A pump is required to lift 800kg of water per minute from a 10 m deep well and eject it with speed of \[20\,m{s^{ - 1}}\]. The required power in watts of the pump will be
A. 6000
B. 4000
C. 5000
D. 8000

Answer 1

Hint: We need to find the energy required or the work done to lift 800kg of water to a height of 10m and throw it with a speed of \[20m{s^{ - 1}}\] to find the power of the pump. The work done in moving a particle under the conservative force is given by change in mechanical energy.

Formula used:
The work done in a system is given by the change in mechanical energy of the system,
\[W = (\dfrac{1}{2}m{v_f}^2 - \dfrac{1}{2}m{v_i}^2) + (mg{h_f} - mg{h_i})\]
where, $m$ is the mass of the body, \[{v_f}\], \[{v_i}\] are final and initial velocities respectively and \[{h_f}\],\[{h_i}\] are the final and initial height of the body.

Complete step by step answer:
The pump is required to lift 800kg of water per minute from a 10 m deep well and eject it with speed of \[20\,m{s^{ - 1}}\]. Now, we know that the work done on moving a body under conservative force is given by the change in mechanical energy. So, here the change in mechanical energy is equal to the sum of change in kinetic energy and change in potential energy.

So, to move 800kg of water, the change in potential energy is equal to \[mgh\].
\[\text{Potential energy} = 800 \times 10 \times 10 = 80000\,J\].
To throw the water with a speed of \[20\,m{s^{ - 1}}\] the change in kinetic energy is equal to,
\[\text{kinetic energy} = \dfrac{1}{2}m{v^2}\]. (Since, the initial speed is zero.)
\[\Rightarrow \text{kinetic energy} = \dfrac{1}{2}800 \times {20^2}J\]
\[\Rightarrow \text{kinetic energy} = 400 \times 400J\]
\[\Rightarrow \text{kinetic energy} = 160000\,J\]

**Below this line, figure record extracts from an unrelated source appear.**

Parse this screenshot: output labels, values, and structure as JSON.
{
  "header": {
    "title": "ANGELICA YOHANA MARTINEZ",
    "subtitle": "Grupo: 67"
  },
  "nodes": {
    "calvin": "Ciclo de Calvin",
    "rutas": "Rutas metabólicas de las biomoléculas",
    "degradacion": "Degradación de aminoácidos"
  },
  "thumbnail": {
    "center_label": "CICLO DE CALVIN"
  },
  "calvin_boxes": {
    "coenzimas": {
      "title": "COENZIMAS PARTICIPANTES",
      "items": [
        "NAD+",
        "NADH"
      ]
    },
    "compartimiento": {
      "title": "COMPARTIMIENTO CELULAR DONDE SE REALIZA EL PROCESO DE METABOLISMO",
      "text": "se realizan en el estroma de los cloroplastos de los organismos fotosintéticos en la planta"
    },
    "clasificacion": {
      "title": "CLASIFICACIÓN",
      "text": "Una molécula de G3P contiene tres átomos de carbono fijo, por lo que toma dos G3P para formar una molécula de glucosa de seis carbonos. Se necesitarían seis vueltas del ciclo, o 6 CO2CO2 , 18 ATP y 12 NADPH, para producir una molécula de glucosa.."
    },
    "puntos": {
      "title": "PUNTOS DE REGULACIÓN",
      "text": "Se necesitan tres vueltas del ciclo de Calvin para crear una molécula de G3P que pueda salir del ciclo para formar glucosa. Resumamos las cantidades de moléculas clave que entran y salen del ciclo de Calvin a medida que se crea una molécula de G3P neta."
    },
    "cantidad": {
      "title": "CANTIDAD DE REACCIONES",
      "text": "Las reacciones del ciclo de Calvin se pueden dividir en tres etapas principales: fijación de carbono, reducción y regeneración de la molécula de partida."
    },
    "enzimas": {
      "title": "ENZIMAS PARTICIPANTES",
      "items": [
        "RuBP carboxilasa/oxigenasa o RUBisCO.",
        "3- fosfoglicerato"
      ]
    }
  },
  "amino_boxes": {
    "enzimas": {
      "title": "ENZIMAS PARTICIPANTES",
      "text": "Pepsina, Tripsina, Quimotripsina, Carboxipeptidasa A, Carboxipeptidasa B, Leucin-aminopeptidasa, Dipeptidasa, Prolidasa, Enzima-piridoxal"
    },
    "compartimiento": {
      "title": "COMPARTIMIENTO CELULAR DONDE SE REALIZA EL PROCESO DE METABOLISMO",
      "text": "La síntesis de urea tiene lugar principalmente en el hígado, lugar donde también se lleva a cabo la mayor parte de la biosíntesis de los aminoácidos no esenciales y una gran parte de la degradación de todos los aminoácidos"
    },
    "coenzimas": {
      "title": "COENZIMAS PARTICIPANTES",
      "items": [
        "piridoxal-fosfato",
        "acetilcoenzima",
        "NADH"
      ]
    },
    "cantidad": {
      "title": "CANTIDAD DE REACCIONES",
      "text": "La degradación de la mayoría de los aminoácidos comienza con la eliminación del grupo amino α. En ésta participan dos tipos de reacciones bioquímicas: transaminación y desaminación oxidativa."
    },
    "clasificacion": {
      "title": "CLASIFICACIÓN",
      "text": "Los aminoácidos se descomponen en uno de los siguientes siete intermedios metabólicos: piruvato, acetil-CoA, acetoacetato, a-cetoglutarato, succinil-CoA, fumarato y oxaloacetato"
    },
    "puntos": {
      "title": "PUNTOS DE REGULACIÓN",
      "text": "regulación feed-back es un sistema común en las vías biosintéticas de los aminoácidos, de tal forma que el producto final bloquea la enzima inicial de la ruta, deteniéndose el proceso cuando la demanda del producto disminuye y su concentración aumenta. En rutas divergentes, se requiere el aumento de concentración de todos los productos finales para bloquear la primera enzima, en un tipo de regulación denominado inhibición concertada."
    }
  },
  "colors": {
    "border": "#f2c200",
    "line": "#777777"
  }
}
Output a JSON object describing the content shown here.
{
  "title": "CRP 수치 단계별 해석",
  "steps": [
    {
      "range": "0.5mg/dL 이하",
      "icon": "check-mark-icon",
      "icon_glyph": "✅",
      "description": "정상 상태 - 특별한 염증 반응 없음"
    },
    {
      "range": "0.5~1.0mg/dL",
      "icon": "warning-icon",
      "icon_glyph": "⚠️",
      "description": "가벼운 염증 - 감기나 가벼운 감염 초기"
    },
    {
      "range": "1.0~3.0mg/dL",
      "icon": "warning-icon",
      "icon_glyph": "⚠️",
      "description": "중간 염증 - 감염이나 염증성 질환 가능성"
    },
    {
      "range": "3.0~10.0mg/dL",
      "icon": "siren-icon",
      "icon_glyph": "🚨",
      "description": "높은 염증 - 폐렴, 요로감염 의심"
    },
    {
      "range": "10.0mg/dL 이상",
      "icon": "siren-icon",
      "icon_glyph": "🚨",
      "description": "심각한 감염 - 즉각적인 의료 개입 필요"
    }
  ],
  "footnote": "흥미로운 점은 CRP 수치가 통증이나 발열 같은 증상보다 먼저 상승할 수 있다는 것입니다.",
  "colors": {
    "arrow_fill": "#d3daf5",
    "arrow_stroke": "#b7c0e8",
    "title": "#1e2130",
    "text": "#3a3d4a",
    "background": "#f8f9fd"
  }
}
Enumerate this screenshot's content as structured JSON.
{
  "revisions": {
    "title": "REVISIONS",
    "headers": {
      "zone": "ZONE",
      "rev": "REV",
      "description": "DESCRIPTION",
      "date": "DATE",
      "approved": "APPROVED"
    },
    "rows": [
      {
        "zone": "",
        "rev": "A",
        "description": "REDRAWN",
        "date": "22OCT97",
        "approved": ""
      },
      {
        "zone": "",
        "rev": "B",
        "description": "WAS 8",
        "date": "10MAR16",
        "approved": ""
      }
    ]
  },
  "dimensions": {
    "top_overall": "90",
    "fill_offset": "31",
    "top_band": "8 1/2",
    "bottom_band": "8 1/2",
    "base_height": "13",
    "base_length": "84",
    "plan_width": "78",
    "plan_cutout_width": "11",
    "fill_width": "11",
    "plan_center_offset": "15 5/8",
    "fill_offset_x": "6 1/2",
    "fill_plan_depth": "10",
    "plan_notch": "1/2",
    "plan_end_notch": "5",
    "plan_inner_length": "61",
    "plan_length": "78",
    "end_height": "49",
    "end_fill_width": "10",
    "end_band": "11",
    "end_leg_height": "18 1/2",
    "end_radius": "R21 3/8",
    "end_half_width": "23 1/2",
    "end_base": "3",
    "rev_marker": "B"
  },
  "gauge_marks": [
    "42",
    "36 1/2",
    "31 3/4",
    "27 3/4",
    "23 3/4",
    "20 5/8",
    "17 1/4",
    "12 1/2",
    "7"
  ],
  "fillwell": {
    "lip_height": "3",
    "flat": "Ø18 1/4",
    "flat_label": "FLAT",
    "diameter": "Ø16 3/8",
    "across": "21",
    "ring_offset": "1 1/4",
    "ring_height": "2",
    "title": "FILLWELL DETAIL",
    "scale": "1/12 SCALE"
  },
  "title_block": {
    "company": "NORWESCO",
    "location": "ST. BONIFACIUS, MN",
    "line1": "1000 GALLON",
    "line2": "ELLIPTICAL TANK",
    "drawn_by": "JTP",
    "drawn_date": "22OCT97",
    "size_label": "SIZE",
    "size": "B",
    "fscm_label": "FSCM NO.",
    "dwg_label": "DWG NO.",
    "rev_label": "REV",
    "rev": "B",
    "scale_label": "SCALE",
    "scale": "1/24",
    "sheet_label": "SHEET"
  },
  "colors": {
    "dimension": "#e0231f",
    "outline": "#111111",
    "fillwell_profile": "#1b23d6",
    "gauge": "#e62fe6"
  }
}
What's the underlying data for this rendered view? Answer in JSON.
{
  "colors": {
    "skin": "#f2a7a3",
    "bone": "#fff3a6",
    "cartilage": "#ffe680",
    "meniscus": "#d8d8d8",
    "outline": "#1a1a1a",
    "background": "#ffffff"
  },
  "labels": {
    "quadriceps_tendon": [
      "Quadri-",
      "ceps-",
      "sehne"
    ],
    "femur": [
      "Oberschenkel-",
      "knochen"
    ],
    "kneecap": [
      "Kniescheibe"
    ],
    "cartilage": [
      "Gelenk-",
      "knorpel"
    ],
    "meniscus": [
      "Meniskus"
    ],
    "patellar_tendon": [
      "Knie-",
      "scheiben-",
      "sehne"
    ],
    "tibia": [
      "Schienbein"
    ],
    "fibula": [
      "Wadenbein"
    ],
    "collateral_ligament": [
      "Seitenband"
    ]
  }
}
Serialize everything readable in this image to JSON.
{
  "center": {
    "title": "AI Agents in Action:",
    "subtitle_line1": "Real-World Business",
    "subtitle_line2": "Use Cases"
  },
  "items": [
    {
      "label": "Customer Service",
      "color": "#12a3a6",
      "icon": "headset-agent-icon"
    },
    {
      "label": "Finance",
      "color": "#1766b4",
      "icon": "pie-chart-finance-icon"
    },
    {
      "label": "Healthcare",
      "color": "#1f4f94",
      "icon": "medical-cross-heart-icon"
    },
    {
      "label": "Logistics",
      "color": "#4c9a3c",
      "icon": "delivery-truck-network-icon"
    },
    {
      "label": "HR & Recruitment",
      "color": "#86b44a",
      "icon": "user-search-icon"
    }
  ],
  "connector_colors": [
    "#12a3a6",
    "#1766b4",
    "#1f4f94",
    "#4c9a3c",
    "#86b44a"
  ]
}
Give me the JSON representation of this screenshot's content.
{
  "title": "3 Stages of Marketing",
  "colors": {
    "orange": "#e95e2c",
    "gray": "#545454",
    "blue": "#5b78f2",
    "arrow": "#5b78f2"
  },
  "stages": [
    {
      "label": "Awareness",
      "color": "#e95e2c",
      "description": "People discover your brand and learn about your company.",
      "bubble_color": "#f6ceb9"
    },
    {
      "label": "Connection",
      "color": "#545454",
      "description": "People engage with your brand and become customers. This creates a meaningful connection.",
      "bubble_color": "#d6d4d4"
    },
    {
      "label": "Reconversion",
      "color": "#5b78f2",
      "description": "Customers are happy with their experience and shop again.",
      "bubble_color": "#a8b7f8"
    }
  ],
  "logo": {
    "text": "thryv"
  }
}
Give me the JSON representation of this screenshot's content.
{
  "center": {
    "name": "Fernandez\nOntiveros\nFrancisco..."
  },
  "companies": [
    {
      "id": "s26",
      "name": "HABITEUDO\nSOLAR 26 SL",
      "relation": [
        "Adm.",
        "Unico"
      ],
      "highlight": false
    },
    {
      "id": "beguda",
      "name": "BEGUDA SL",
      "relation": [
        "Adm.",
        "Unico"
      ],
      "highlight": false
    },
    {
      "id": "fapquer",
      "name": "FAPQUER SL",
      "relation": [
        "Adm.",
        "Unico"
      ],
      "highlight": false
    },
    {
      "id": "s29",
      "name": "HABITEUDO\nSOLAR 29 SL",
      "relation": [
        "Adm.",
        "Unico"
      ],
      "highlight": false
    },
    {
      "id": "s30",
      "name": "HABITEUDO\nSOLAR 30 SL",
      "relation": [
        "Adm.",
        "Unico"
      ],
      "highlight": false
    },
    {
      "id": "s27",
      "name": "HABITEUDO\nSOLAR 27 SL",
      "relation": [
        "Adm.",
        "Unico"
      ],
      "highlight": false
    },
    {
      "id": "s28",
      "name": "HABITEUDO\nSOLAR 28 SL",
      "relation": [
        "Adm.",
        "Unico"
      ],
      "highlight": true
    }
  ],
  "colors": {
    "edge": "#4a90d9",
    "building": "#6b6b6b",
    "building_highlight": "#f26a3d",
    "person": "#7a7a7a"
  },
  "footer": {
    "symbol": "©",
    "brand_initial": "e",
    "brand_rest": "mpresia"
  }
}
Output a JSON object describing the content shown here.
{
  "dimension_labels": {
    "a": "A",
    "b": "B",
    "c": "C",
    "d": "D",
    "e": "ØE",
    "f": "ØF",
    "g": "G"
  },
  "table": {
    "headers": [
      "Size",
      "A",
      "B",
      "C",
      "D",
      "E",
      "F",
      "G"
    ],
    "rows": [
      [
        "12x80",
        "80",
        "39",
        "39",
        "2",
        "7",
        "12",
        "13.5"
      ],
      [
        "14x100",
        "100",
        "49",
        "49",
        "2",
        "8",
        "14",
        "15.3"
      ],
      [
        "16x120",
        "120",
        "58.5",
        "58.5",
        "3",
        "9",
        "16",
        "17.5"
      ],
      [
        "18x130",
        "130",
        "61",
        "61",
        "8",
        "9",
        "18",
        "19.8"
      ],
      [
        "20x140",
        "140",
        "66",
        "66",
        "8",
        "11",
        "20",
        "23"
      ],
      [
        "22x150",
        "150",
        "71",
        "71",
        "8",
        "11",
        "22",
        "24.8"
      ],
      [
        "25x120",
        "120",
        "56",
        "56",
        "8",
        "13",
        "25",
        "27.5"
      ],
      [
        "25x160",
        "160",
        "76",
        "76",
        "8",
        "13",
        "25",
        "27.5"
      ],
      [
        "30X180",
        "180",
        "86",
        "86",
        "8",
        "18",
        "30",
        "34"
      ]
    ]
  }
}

Therefore total energy required per minute by the pump is equal to,
\[\text{Total energy}= 160000 + 80000\,J\]
\[\Rightarrow \text{Total energy} = 240000\,J\]
So, this amount of energy is required per minute to eject water.
So, Power (P) of the pump must be,
\[P = \dfrac{{240000J}}{{1\min }}\]
\[\Rightarrow P =\dfrac{{240000J}}{{60s}}\]
\[\Rightarrow P = 4000\,J\,{s^{ - 1}}\]
\[\therefore P = 4000\,Watt\]
Hence, the required power of the pump must be, \[4000\,Watt\].

Hence, option B is the correct answer.

Note: When calculating the change in kinetic energy, note that the initial speed of the water is zero. So, change in kinetic energy is only the kinetic energy of water finally. Also, when calculating the power remember that the ejection rate is given in per minute so we have to convert it in per second to get the power in per second.